18 Mayıs 2021 15:47

Emek Partisi Genel Başkan Yardımcısı Başkavak: Tarımda desteğin adı var kendi yok

Emek Partisi Genel Başkan Yardımcısı Sedat Başkavak, Cumhurbaşkanı Erdoğan’ın, "Kuraklık nedeniyle zarar gören çiftçilerin borçları ertelenecek" açıklamasını değerlendirdi.

Fotoğraf: İsa Örken

Paylaş

Emek Partisi Genel Başkan Yardımcısı Sedat Başkavak, Cumhurbaşkanı Erdoğan’ın açıkladığı buğday ve çay alım fiyatlarına ilişkin yaptığı açıklamayı değerlendirdi. Başkavak, “17 günlük kapanma boyunca defalarca farklı konularda konuşmasına rağmen Çukurova’da buğday, Karadeniz’de çay hasadı başladığı gün açıklamasının tek sebebi var: O da propaganda edildiği gibi, ‘Çiftçi hasada başlarken ürün fiyatını bilmesi’ değil, aksine açıklanan buğday ve çay alım fiyatlarının yetersiz olduğu bilindiğinden kalabalığa getirme çabasıdır” dedi.

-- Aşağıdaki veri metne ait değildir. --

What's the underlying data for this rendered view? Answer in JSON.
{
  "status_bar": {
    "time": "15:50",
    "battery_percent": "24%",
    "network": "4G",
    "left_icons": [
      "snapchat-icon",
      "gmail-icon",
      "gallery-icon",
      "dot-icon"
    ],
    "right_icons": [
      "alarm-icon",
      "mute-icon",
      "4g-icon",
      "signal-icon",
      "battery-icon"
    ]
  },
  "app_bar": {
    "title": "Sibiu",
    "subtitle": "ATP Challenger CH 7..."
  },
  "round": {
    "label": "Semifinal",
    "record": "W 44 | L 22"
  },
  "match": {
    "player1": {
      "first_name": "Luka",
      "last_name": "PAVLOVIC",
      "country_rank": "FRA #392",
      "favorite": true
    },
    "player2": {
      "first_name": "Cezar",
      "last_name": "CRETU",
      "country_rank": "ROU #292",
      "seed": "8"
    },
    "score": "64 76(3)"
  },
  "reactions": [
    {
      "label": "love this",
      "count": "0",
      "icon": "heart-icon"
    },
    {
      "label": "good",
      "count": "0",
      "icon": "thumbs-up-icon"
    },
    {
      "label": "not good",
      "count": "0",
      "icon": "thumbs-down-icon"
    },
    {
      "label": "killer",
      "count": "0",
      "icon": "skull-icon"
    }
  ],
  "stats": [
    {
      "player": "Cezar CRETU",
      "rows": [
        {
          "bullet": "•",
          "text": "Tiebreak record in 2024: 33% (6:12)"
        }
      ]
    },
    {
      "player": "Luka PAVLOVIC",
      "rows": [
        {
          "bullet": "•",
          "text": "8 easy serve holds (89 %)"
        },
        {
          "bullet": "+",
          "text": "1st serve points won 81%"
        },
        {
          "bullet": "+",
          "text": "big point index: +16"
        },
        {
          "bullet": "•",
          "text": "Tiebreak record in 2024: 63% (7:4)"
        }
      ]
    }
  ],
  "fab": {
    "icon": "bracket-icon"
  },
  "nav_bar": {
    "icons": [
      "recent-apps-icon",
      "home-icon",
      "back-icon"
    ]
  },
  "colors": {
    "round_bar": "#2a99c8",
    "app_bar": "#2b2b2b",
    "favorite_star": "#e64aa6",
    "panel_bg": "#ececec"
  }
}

Erdoğan’ın, “Kuraklıktan zarar gördüğü belirlenen çiftçilerin Ziraat Bankası ve tarım kredi kooperatiflerine olan borçları ertelenecek” dediğini hatırlatan Başkavak şu ifadeleri kullandı:

“Kuraklıktan zarar gören çiftçilerin borçları ertelenecek ama borç faizleri ne olacak belirsizdir. Güneydoğu Anadolu Bölgesi başta olmak üzere İç Anadolu ve Ege Bölgesi’nin bir kısmı olmak üzere 22 ilde çiftçiler kuraklıktan zarar gördüler. Eğer ayrıca bir destek verilmez ise köylünün, önümüzdeki yıl üretime devam edebilme olanağı bile yoktur. O nedenle sadece borçların ertelenmesi değil, kuraklıktan zarar gören çiftçilere girdi desteği sağlanmalıdır ki, tarım üretimine devam edebilsinler.”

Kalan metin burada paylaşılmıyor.